Swiss real estate bubble will ease, not pop - housing study

ZURICH (Reuters) - Switzerland's housing bubble has been gradually easing since January, averting the danger of house prices plummeting, according to an annual study published on Wednesday.

Housing prices are in focus ahead of the Swiss National Bank's quarterly monetary policy assessment in September, after Swiss bank UBS said this month that steps to shrink Switzerland's housing bubble were taking effect.

"We are seeing a cooling of the Swiss housing market," said Didier Sornette, professor at Switzerland's Federal Institute of Technology in Zurich.

The study, conducted in conjunction with comparis.ch, an Internet comparison shopping tool, said Switzerland will avoid a property crash despite persistently high housing prices.

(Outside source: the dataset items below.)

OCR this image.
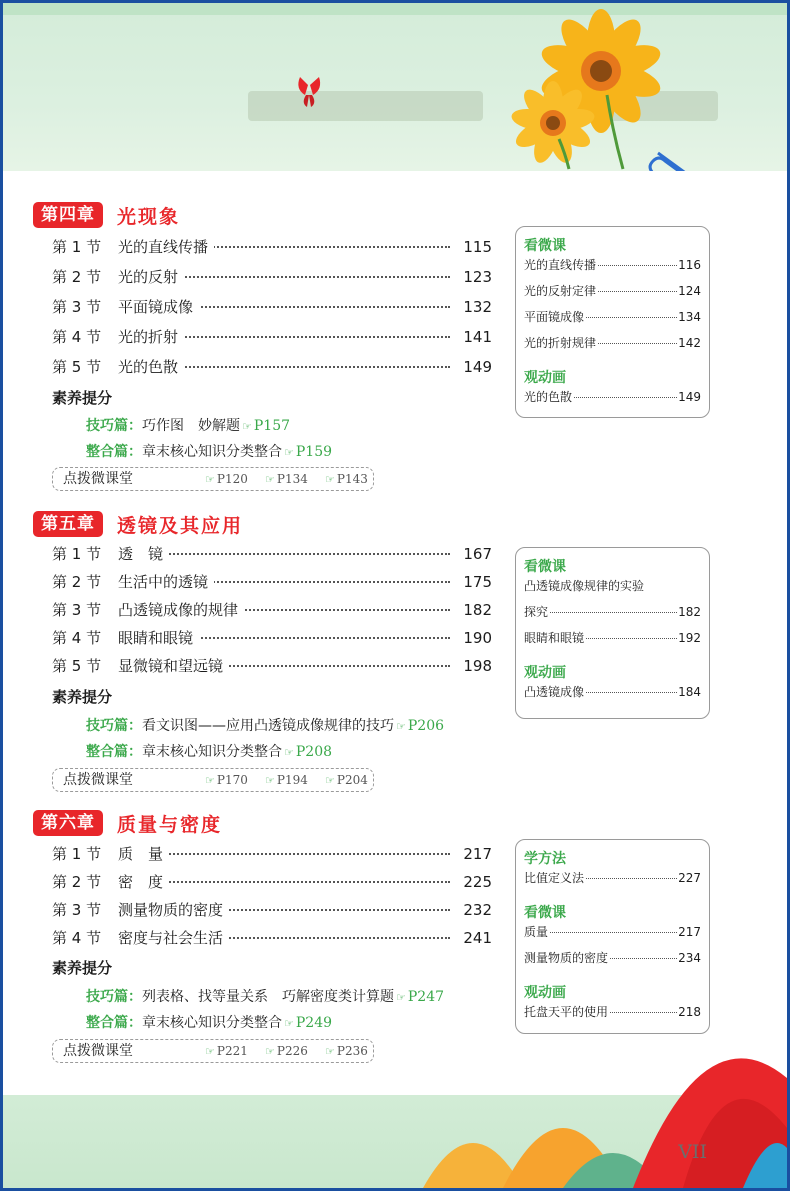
第四章	光现象
第 1 节 光的直线传播	115
第 2 节 光的反射	123
第 3 节 平面镜成像	132
第 4 节 光的折射	141
第 5 节 光的色散	149
素养提分
技巧篇：巧作图　妙解题 ☞ P157
整合篇：章末核心知识分类整合 ☞ P159
点拨微课堂	☞ P120 ☞ P134 ☞ P143
看微课
光的直线传播	116
光的反射定律	124
平面镜成像	134
光的折射规律	142
观动画
光的色散	149
第五章	透镜及其应用
第 1 节 透　镜	167
第 2 节 生活中的透镜	175
第 3 节 凸透镜成像的规律	182
第 4 节 眼睛和眼镜	190
第 5 节 显微镜和望远镜	198
素养提分
技巧篇：看文识图——应用凸透镜成像规律的技巧 ☞ P206
整合篇：章末核心知识分类整合 ☞ P208
点拨微课堂	☞ P170 ☞ P194 ☞ P204
看微课
凸透镜成像规律的实验
探究	182
眼睛和眼镜	192
观动画
凸透镜成像	184
第六章	质量与密度
第 1 节 质　量	217
第 2 节 密　度	225
第 3 节 测量物质的密度	232
第 4 节 密度与社会生活	241
素养提分
技巧篇：列表格、找等量关系　巧解密度类计算题 ☞ P247
整合篇：章末核心知识分类整合 ☞ P249
点拨微课堂	☞ P221 ☞ P226 ☞ P236
学方法
比值定义法	227
看微课
质量	217
测量物质的密度	234
观动画
托盘天平的使用	218
VII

For the first time since 2013, there were no areas deemed as critical, and the danger in nine districts that had shown a bubble in the last report, from January, had dispersed, it said.

The state provides no official data on the housing market.

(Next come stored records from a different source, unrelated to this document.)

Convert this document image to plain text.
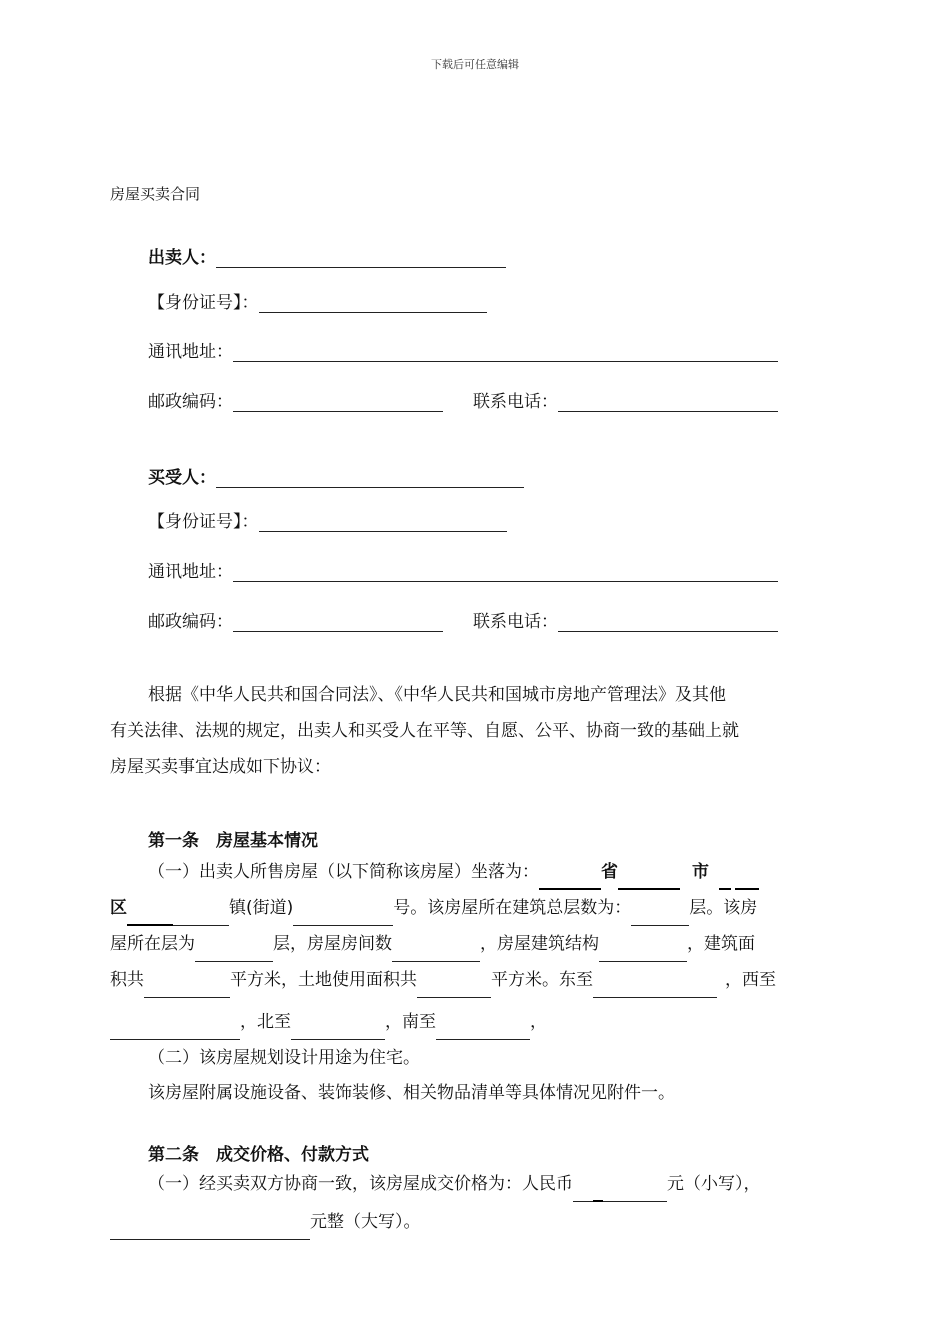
下载后可任意编辑
房屋买卖合同
出卖人：
【身份证号】：
通讯地址：
邮政编码：	联系电话：
买受人：
【身份证号】：
通讯地址：
邮政编码：	联系电话：
根据《中华人民共和国合同法》、《中华人民共和国城市房地产管理法》及其他
有关法律、法规的规定，出卖人和买受人在平等、自愿、公平、协商一致的基础上就
房屋买卖事宜达成如下协议：
第一条　房屋基本情况
（一）出卖人所售房屋（以下简称该房屋）坐落为：	省	市
区	镇(街道)	号。该房屋所在建筑总层数为：	层。该房
屋所在层为	层，房屋房间数	，房屋建筑结构	，建筑面
积共	平方米，土地使用面积共	平方米。东至	，西至
，北至	，南至	，
（二）该房屋规划设计用途为住宅。
该房屋附属设施设备、装饰装修、相关物品清单等具体情况见附件一。
第二条　成交价格、付款方式
（一）经买卖双方协商一致，该房屋成交价格为：人民币	元（小写），
元整（大写）。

Mortgage lenders, the Swiss government and the central bank are fighting high property prices -- fuelled by ultra-low interest rates, immigration and Switzerland's appeal as a safe haven for financial investors -- with a variety of supply- and demand-side measures.

At the SNB's last session in June, the central bank said there was no evidence of any sustainable easing in the mortgage and real estate markets and it would continue to monitor the situation closely.